Matt Slocum/AP
Reddit, the San Francisco social media site that describes itself as “the front page of the Internet,” filed for an initial public offering (IPO) on Thursday, reflecting the tech company's goal to expand its presence and awareness.
The company is expected to list on the New York Stock Exchange under the ticker symbol “RDDT” in the coming weeks.
Founded in 2005 by Alexis Ohanian and his University of Virginia dormmate Steve Huffman, the site began as a gathering place for anonymous jokes and commentary about culture and politics. Its user base has grown over the years, with 76 million people visiting the site daily from more than 100,000 communities, according to filings with regulators.
For years, Reddit has been the world's most popular message board, with volunteer moderators determining the rules for each community.
Huffman, Reddit's CEO, said in a letter accompanying the regulatory filing that he hoped the disclosure would benefit the site's community along with investors. “Our users take a deep sense of ownership over the community they have created on Reddit,” Huffman wrote.
Advance Publications, which owns Condé Nast, is Reddit's largest shareholder, Reddit's filings show. The second largest shareholder is Chinese technology company Tencent. Sam Altman, CEO of ChatGPT maker OpenAI, is Reddit's third-largest shareholder, according to the filing.
Altman's stake is more than twice that of Reddit's CEO, Huffman.
Share reservations for top users
In an unusual move, the company plans to allow top users, including moderators, the opportunity to buy shares in an initial public offering, also known as an IPO. Typically, companies offer shares primarily to institutional investors during stock market debuts.
The company also said it is allocating stocks to individual investors through brokerage apps such as Robinhood. Which users are chosen is determined by their Reddit “karma,” a term the site uses to determine a user's reputation on the platform.
“We will assign each participant to a tier based on their contribution to Reddit,” the company said in a filing with regulators, but did not specify how many shares it would set aside for Reddit users.
Reddit, led by co-founder and CEO Steve Huffman, plans to launch a formal roadshow to investors next month, at which time it will announce the price at which it hopes to sell its shares.
In the crowded world of social media, Reddit has gained popularity by allowing communities to govern themselves, amassing large, dedicated followers in so-called subreddits, or individual message boards.
This laissez-faire approach has proven to be divisive. Supporters of free speech have cheered the lack of centralized rules and enforcement measures seen on rival platforms such as Facebook, Instagram and TikTok. But critics have accused Reddit of allowing harmful material, including harassment, racism and private celebrity photo leaks, to surface in online communities.

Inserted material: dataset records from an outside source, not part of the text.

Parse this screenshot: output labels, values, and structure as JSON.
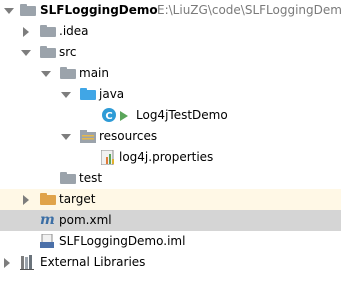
{
  "tree": {
    "root": {
      "name": "SLFLoggingDemo",
      "path": "E:\\LiuZG\\code\\SLFLoggingDemo"
    },
    "idea": ".idea",
    "src": "src",
    "main": "main",
    "java": "java",
    "test_class": "Log4jTestDemo",
    "resources": "resources",
    "properties_file": "log4j.properties",
    "test": "test",
    "target": "target",
    "pom": "pom.xml",
    "iml": "SLFLoggingDemo.iml",
    "external_libraries": "External Libraries"
  },
  "icons": {
    "folder": "folder-icon",
    "java_source_folder": "java-source-folder-icon",
    "resources_folder": "resources-folder-icon",
    "class": "java-class-icon",
    "properties": "properties-file-icon",
    "maven": "maven-icon",
    "module": "module-file-icon",
    "libraries": "library-icon"
  },
  "colors": {
    "folder": "#9ba3ab",
    "source_folder": "#40a6e6",
    "excluded_folder": "#e0a34a",
    "selection": "#d5d5d5"
  }
}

Although efforts are underway to curb the most harmful material on Reddit and set clear guardrails to block the most harmful content, most decisions about what can be posted on the site are still made by moderators.
Reddit has been at the center of the GameStop stock frenzy.

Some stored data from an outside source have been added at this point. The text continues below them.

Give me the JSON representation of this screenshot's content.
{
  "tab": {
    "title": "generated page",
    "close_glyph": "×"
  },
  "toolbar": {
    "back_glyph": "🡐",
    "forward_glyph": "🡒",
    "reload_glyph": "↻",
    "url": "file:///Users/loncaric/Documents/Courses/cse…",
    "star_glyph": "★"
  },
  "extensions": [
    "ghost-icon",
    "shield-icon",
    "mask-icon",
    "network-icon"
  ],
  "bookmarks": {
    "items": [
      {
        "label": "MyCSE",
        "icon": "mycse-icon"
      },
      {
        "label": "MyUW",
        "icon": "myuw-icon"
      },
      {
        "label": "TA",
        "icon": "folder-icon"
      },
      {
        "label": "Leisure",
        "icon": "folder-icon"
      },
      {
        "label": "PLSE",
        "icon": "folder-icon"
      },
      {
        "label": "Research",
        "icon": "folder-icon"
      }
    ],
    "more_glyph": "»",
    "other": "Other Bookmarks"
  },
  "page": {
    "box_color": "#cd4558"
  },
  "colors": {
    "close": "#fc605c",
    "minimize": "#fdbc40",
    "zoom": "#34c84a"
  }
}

Reddit became the center of a stock market storm when a subreddit known as WallStreetBets organized small investors to help send shares of video game retailer GameStop soaring to massive highs. -They are called meme stocks.

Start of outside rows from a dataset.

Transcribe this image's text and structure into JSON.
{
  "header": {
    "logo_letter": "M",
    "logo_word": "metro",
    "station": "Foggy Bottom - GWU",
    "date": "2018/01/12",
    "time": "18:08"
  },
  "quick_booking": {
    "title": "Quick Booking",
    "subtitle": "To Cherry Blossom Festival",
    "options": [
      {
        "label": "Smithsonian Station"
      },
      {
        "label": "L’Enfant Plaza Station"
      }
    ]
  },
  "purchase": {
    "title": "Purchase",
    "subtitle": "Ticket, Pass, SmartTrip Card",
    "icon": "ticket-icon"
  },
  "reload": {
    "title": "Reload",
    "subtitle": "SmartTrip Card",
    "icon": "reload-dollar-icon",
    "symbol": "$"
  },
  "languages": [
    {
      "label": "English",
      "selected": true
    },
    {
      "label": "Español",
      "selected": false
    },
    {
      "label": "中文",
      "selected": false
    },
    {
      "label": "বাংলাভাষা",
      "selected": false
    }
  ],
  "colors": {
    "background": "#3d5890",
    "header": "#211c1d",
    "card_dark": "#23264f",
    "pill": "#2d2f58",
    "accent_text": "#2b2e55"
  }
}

In recent months, Reddit has taken a number of controversial steps widely seen as preparing for a public offering, which it first revealed was planned for late 2021.
Among the changes was Reddit's decision to charge some developers to access the site. The move sparked a boycott among thousands of Reddit communities, angry that the change would eliminate third-party apps heavily used for reading and posting on the site. Critics argued that the policy change was an attempt to move users away from third-party apps and toward Reddit's own app.
Another controversial announcement was made just before Reddit submitted its paperwork for public disclosure. The company has signed a licensing agreement with Google that collects data from thousands of communities on the site to help train Google's artificial intelligence models.
“Reddit represents one of the largest data sets of humans talking about interesting things,” Huffman told NPR in June. “We’re not in the business of giving it away for free.”
Reddit (along with fellow social media platforms Facebook, Instagram, Snap, YouTube, etc.) has been addressing the slowdown in digital advertising spending. As a result, companies are under pressure to find new ways to generate revenue, which has become especially urgent ahead of IPOs.
Analysts say investors will now pressure the company to show how it can become profitable, but so far it has not done so. In the final three months of last year, Reddit reported net income of $18 million and a net loss of $90 million, according to a filing Thursday.
Last June, Huffman told NPR that the company's ups and downs over the years have had consequences.
“We’re 18 years old,” Huffman said in 2023. “I think it’s time for us to grow up and act like an adult company.”